What about stenosis? This one often comes along with Degenerative Disc Disease. Did you know that the spine has a lot of space? And if the doctor sees some narrowing, more often than not, you still have enough free space in your spine to do just about anything(even if you may feel a bit stiffer when you start moving). In fact, for your nerves to move freely, you only need about ⅓ of the space available. What’s more, is that the older you are, the more likely you are to have this happening and not know it(because you didn’t have pain).
How about bulging discs? Did you know that they heal? Think of a bulging disc as the spine’s version of a rolled ankle. When you first roll it, it is red, swollen, and it hurts to move. But it heals, right? The spine is the same way. In fact, after about 3 months, the disc bulge is about 50% smaller than it was, at 6 months about 75% and finally at a year, it is fully reabsorbed as the body gets rid of the excess fluid. Some feel better long before full healing and many have chronic pain long after the spine has healed. What’s more, due to the way your back is wired(nerves), your pain may actually be coming from a level above or below where you have your disc bulge.
The key takeaway with imaging findings is that the same changes that are found on somebody that has pain are found on many people that have no pain at all in their low back, no matter their age.
Now, ask yourself how your back pain is behaving(other than badly). If your back pain has any variability(even from bad to worse) or can be made worse by sitting, bending, or carrying things, it is usually not about getting older but rather it is a type of pain called mechanical pain. Why? Is your back younger when you feel better but then you bend forward and it ages? None of us think like that when we don’t have pain but when we’ve been told it is from “wear and tear” or “degeneration” we usually take it to mean “old” and that our pain is now about being old rather than about the things that make it better(or worse).
The best news about if you have any variability in your back pain(even from bad to worse) is that there are many things that you can do to help treat it that can help you get back to the active lifestyle you deserve.
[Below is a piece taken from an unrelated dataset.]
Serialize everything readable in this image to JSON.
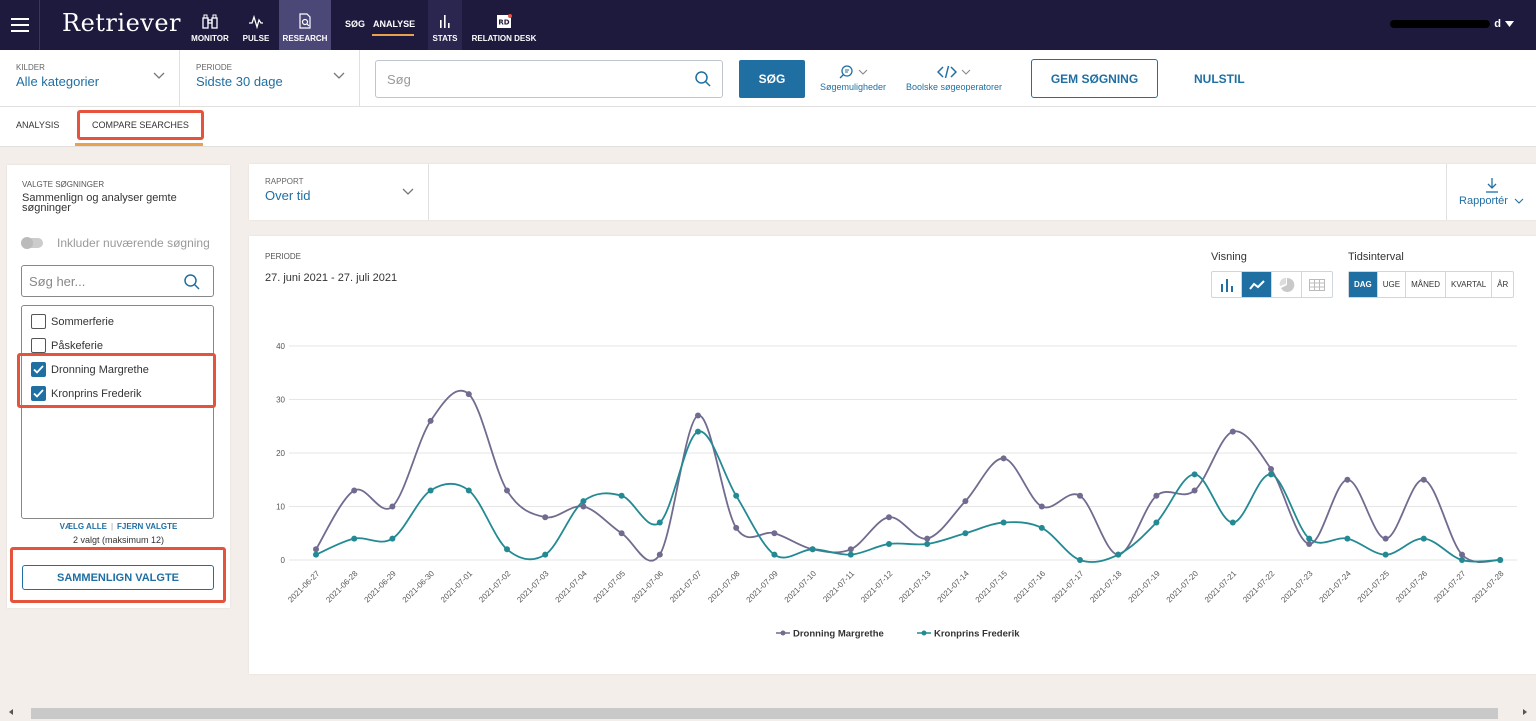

Key Takeaway: If your back pain has any changes(even from bad to worse), there are many things you can do to help treat it
With all we’ve been told about back pain, you’d think that teens and twenty somethings would be pain free while our parents and grandparents would be the ones who dealt with the most back pain. In fact, back pain occurrence(the number of people who report back pain at any given time) is at age 40. In fact, this is often as a result of people slowing down in their 30s as they have an office job and have 15 years under their belt of sitting behind a desk. After 40, the occurrence of back pain actually starts to go down(all the while age related changes to the spine, arthritis or Degenerative disc disease continues to climb).